Schreibt man seine Geschichte zufällig im Präsenz, kann man die Rückblende einfach im Präteritum schreiben. Nun hat das Präsenz als hauptsächliche Zeitform seine Vor- und Nachtteile gegenüber dem Präteritum. Nur für ein paar kleine Rückblenden will man wahrscheinlich nicht zu einer Zeitform wechseln, mit der man sich vielleicht nicht wohl fühlt. Schreibt man im Präteritum, wäre die Zeitform für vorher Vergangenes das Plusquamperfekt (PQP). PQP erfordert aber in fast jedem Satz die Hilfsverben "war" und "hatte". Nach ein, zwei Sätzen liest sich ein Absatz im PQP einfach ätzend. Es gibt aber eine legitime Möglichkeit, das zu umgehen:
Man leitet die Rückblende mit einem Satz im PQP ein, damit der Leser weiß, dass nun aus der Vorvergangenheit erzählt wird.
Beispiel: "Kunibert erinnerte sich noch daran, wie ihm sein erster Zwergdrache geschenkt worden war. Es war an einem kalten Herbsttag gewesen und kaum etwas hatte ihn jemals so glücklich gemacht."
Und dann springt man einfach dreist ins Präteritum zurück. Will man danach zurück ins Hier-und-jetzt wechseln, zeigt man das wieder mit ein paar Sätzen PQP an.
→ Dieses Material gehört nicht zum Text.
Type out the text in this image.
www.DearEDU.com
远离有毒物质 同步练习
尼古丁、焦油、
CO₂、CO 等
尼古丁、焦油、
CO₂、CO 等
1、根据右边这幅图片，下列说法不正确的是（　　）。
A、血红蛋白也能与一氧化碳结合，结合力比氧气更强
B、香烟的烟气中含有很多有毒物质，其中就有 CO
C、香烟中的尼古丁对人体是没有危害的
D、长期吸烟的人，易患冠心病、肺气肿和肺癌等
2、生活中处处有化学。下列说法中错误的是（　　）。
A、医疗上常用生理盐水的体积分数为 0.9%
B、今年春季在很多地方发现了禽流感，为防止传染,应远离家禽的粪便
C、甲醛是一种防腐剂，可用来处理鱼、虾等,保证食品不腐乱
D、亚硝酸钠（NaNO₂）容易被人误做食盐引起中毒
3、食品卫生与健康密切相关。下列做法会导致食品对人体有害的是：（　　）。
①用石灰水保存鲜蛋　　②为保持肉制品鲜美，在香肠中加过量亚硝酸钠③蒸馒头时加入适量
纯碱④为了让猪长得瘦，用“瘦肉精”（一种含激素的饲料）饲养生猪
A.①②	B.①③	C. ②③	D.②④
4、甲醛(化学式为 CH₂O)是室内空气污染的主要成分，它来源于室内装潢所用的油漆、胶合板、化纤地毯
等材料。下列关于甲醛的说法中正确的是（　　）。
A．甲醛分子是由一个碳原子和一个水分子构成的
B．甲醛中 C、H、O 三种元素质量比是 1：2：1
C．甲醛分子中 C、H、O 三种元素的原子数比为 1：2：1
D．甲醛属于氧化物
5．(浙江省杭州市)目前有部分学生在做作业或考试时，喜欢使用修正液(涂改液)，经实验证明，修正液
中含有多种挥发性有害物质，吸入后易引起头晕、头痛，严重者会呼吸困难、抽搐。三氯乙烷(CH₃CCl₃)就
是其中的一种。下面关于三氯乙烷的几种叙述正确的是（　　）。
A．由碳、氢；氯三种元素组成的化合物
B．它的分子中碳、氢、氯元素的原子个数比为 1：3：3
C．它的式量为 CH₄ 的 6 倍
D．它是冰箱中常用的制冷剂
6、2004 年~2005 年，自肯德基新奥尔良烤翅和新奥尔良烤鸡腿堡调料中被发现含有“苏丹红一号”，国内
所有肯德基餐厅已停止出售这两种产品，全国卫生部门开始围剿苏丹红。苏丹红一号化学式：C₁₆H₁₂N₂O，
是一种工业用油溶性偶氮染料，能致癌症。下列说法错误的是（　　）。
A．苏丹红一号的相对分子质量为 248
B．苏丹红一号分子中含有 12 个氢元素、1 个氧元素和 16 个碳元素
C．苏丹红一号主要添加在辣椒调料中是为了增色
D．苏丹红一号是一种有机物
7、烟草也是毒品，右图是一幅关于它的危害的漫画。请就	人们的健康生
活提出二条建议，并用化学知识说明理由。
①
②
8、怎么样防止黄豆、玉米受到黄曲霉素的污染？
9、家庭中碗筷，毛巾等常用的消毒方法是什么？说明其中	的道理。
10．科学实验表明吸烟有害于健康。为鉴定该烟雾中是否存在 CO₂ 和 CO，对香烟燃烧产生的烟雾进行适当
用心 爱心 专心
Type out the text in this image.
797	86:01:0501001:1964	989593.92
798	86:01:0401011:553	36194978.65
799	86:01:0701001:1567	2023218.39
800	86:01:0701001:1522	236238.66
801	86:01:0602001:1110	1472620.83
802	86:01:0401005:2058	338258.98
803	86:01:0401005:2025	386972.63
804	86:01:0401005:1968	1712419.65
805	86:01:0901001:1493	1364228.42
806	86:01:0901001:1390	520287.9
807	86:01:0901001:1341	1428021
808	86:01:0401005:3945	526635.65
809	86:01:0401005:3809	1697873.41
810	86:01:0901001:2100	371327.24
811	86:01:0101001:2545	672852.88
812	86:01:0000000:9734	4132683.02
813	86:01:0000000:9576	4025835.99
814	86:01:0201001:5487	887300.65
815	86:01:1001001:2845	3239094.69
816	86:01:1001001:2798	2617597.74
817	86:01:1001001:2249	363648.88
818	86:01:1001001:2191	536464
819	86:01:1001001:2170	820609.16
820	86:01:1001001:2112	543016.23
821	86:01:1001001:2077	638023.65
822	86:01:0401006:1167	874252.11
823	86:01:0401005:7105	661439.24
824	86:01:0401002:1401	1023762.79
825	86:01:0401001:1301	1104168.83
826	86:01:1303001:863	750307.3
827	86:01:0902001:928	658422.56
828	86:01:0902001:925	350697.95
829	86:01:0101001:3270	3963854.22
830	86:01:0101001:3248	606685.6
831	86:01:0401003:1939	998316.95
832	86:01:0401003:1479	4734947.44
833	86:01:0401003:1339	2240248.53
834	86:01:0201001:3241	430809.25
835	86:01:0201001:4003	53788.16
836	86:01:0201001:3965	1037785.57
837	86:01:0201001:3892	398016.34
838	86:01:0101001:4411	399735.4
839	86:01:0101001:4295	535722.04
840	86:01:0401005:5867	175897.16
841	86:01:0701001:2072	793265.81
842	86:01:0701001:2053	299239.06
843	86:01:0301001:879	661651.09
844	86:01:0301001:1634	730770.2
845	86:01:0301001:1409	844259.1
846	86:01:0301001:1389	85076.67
Das ist tatsächlich legitim und wird schon lange in der Literatur so gemacht. Es lässt sich flüssig gestalten und erspart einem das lästige PQP. Sieht wie Schummeln aus, oder? Ich war auch erstaunt.
Ich persönlich war sehr beeindruckt, als ich den letzten Punkt begriffen und dann tatsächlich in Büchern angewendet gesehen habe.
Hattet ihr schon mal Probleme, Informationen nachzuliefern? Oder habt ihr auch schon ewig mit dem PQP gerungen und euch gefragt, wie zum Teufel man so eine Rückblende schreibt? Was denkt ihr? Habe ich vielleicht etwas vergessen?